È successo di tutto, ma alla fine in otto sono andati al lavoro tre volte a settimana senza fare ritardo, hanno studiato anche la sera, hanno mandato compiti improbabili su whatsapp, hanno smontato motori, aggiustato impianti, pulito letti ad anziani con demenza, accompagnato dal medico famiglie di rifugiati e giovani traumatizzati dai lager libici e così hanno portato a casa la promozione, per tre il diploma, e due di loro hanno raggiunto un vero contratto a tempo indeterminato.
È stato bello andare fuori dai corridoi, allontanarsi dalla prigione sullo sfondo e vedere le officine sporche di grasso, i magazzini alti fino al soffitto, i corridoi delle residenze per anziani con i nonnetti che non sanno più come si chiamano, la riunione intensa delle giovani operatrici dello Sprar, i giovani arrivati dalla Libia con un sorriso gigante che ti chiamano ovviamente “capo”, i meccanici che danno del tu a chiunque e gli operai del porto che hanno la faccia da gente di mondo.
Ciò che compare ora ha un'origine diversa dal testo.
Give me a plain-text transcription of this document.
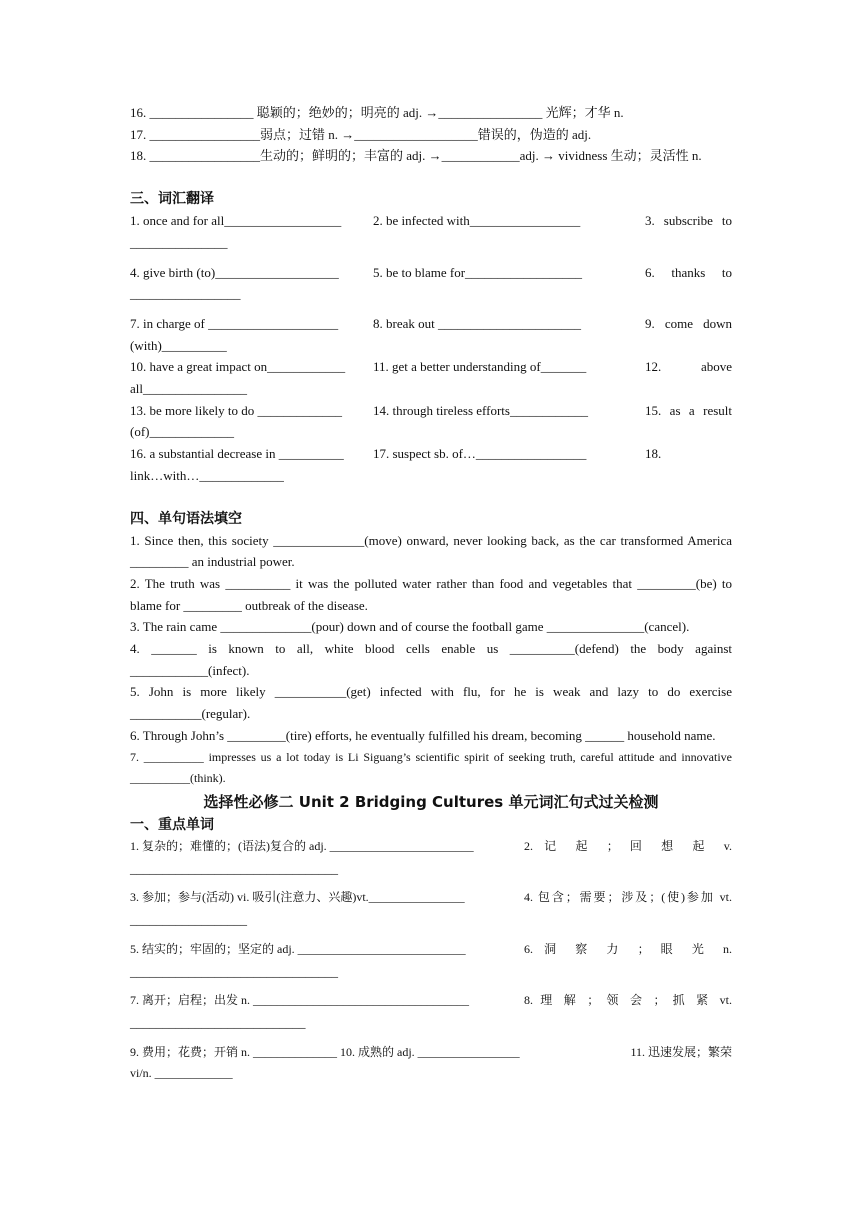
16. ________________ 聪颖的；绝妙的；明亮的 adj. →________________ 光辉；才华 n.
17. _________________弱点；过错 n. →___________________错误的，伪造的 adj.
18. _________________生动的；鲜明的；丰富的 adj. →____________adj. → vividness 生动；灵活性 n.
三、词汇翻译
1. once and for all__________________	2. be infected with_________________	3. subscribe to
_______________
4. give birth (to)___________________	5. be to blame for__________________	6. thanks to
_________________
7. in charge of ____________________	8. break out ______________________	9. come down
(with)__________
10. have a great impact on____________	11. get a better understanding of_______	12. above
all________________
13. be more likely to do _____________	14. through tireless efforts____________	15. as a result
(of)_____________
16. a substantial decrease in __________	17. suspect sb. of…_________________	18.
link…with…_____________
四、单句语法填空
1. Since then, this society ______________(move) onward, never looking back, as the car transformed America _________ an industrial power.
2. The truth was __________ it was the polluted water rather than food and vegetables that _________(be) to blame for _________ outbreak of the disease.
3. The rain came ______________(pour) down and of course the football game _______________(cancel).
4. _______ is known to all, white blood cells enable us __________(defend) the body against ____________(infect).
5. John is more likely ___________(get) infected with flu, for he is weak and lazy to do exercise ___________(regular).
6. Through John’s _________(tire) efforts, he eventually fulfilled his dream, becoming ______ household name.
7. __________ impresses us a lot today is Li Siguang’s scientific spirit of seeking truth, careful attitude and innovative __________(think).
选择性必修二 Unit 2 Bridging Cultures 单元词汇句式过关检测
一、重点单词
1. 复杂的；难懂的；(语法)复合的 adj. ________________________	2. 记 起 ； 回 想 起 v.
________________________________
3. 参加；参与(活动) vi. 吸引(注意力、兴趣)vt.________________	4. 包含；需要；涉及；(使)参加 vt.
__________________
5. 结实的；牢固的；坚定的 adj. ____________________________	6. 洞 察 力 ； 眼 光 n.
________________________________
7. 离开；启程；出发 n. ____________________________________	8. 理 解 ； 领 会 ； 抓 紧 vt.
___________________________
9. 费用；花费；开销 n. ______________ 10. 成熟的 adj. _________________	11. 迅速发展；繁荣
vi/n. _____________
È stato bello pensare che per loro anche questo è stato scuola.
Poi è arrivato la Covid-19, la paranoia e la paura per tutti, le telefonate e i whatsapp preoccupati e alla fine ho mandato il messaggio “state a casa perché le aziende si devono fermare e voi dovete stare al sicuro”. Con qualche mal di pancia, perché le poche centinaia di euro che questi giovani apprendisti portano a casa servono davvero, spesso non soltanto a loro.
Poi da maggio sono tornati al lavoro con la mascherina, anche loro con le ore di cassa integrazione che ancora aspettano di essere pagate come i loro padri, hanno concluso l’anno collegati con la scuola da un cellulare carico delle tracce della loro vita precedente e adesso sono diventati un articolo di giornale: “Otto apprendisti all’Iis Podesti Calzecchi Onesti: i risultati del progetto”. Un pugno di docenti motivati e di studenti su cui pochi avrebbero scommesso. Giudicate voi se questo può essere un percorso per far tornare la scuola professionale a essere un progetto di promozione e riscatto sociale.